DÜNYADAN DÜŞEN ADAM

21 5 3
                                    

( İlk Hikayem değil.. Fakat son olmayacak da ^-^ tabi siz beğenirseniz.. aklımda güzel fikirler var.. haftada iki kere yeni bölüm yazacağım.. bilim-kurgu ve macera sevenler için.. iyi okumalar.. )

~Bölüm 1~

Sabah gözlerimi açtığımda görmeye alışık olduğum tavanıma diktim gözlerimi. İnsanın bir amacı olmayınca böyle oluyor. Normal yaşayan bir insanım ve hayatımda hiç bir heyecan yok. Olsun ister miydim inanın ben de bilmiyorum ama halimden memnun olduğum söylenemez. Ama bu kadar yalnızlık çok diye düşünüyorum.

Yanımda hala tiz sesiyle çalmakta olan saatimi kapattım ve sanki seksen yaşında yaşlı bir dedeymişim gibi ayağa kalktım. Başım çok ağrıyordu; dün içtiğim onca kadeh içkiden olsa gerek. Üşengeç adımlarla en az evim kadar küçük olan banyoma ilerledim. Üzerimde kırışmış olan dünden kalma kıyafetlerimi çıkardım ve kendimi ılık suyun içine attım. Bana en rahat gelen şey bu sanırım. Suda olmak..

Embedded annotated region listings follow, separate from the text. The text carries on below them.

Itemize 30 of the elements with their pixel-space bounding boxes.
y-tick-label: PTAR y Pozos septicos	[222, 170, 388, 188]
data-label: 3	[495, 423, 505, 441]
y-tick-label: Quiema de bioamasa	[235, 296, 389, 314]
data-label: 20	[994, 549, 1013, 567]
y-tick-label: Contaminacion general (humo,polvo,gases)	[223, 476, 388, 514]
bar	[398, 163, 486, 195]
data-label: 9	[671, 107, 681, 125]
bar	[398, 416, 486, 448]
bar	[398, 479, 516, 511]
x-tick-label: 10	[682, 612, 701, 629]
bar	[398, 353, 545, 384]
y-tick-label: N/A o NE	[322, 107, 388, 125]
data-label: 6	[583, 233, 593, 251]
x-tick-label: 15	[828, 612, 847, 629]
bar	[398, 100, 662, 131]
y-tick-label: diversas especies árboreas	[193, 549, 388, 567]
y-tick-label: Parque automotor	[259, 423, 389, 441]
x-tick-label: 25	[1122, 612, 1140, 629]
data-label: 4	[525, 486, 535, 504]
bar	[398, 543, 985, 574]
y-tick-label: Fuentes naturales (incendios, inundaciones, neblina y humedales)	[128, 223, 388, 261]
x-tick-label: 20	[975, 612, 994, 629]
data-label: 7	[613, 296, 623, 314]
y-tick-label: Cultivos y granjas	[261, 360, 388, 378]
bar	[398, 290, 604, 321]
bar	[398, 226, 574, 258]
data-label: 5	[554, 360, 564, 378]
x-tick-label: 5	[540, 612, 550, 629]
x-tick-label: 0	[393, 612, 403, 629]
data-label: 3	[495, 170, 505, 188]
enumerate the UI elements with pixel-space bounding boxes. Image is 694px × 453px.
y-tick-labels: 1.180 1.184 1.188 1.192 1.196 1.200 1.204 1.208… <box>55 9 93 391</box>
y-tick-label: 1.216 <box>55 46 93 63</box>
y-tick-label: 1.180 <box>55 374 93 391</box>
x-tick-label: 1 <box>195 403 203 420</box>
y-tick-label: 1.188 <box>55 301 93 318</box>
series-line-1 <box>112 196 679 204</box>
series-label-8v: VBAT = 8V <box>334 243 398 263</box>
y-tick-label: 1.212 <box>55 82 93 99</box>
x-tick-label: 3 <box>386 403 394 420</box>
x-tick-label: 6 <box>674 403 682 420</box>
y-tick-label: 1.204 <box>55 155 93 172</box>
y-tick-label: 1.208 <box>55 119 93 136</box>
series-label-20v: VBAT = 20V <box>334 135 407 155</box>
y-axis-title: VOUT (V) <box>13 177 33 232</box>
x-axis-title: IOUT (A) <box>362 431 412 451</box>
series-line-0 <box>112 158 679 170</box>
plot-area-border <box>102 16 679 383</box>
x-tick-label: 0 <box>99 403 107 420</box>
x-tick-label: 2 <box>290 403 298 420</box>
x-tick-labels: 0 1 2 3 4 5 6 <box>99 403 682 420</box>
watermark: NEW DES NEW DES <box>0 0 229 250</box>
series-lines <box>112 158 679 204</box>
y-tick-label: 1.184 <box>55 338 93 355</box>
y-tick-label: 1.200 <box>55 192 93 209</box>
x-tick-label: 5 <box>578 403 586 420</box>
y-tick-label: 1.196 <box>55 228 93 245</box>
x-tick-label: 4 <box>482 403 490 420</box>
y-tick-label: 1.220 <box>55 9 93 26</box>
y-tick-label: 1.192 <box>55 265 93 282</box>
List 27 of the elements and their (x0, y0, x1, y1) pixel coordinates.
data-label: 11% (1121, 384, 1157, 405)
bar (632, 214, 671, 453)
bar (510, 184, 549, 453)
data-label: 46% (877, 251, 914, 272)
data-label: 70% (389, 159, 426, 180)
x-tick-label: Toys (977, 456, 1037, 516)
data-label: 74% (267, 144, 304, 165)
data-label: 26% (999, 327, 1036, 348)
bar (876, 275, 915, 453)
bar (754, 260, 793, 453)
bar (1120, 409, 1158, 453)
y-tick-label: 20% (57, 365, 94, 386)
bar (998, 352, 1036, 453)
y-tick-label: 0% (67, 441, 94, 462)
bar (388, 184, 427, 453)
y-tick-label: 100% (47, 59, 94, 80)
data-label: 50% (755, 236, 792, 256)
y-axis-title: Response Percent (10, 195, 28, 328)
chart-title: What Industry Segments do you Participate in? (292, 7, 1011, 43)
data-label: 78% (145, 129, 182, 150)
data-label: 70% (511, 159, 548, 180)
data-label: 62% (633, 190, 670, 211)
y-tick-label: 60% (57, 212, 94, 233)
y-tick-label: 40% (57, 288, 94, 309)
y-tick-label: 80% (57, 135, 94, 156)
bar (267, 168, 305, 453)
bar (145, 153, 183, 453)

Banyodan çıkıp üzerime iş için uygun kıyafetlerimi giydim. Takım elbiseden nefret ediyorum ama işim gereği giymek zorundayım. Aklıma yine bu düşünceler hücum ettiğinde gözlerimi devirmekten alıkoyamadım kendimi. Mutfağıma ilerleyip kendime kahve yaptım ve geç kalacağımı anladığımda hızlıca içtim. Evrak çantamı alıp evden çıktım. Yine insanların seslerinden bıkmamı sağlayan otobüse bindim. Yer olmadığını görünce demirlerden birine tutundum.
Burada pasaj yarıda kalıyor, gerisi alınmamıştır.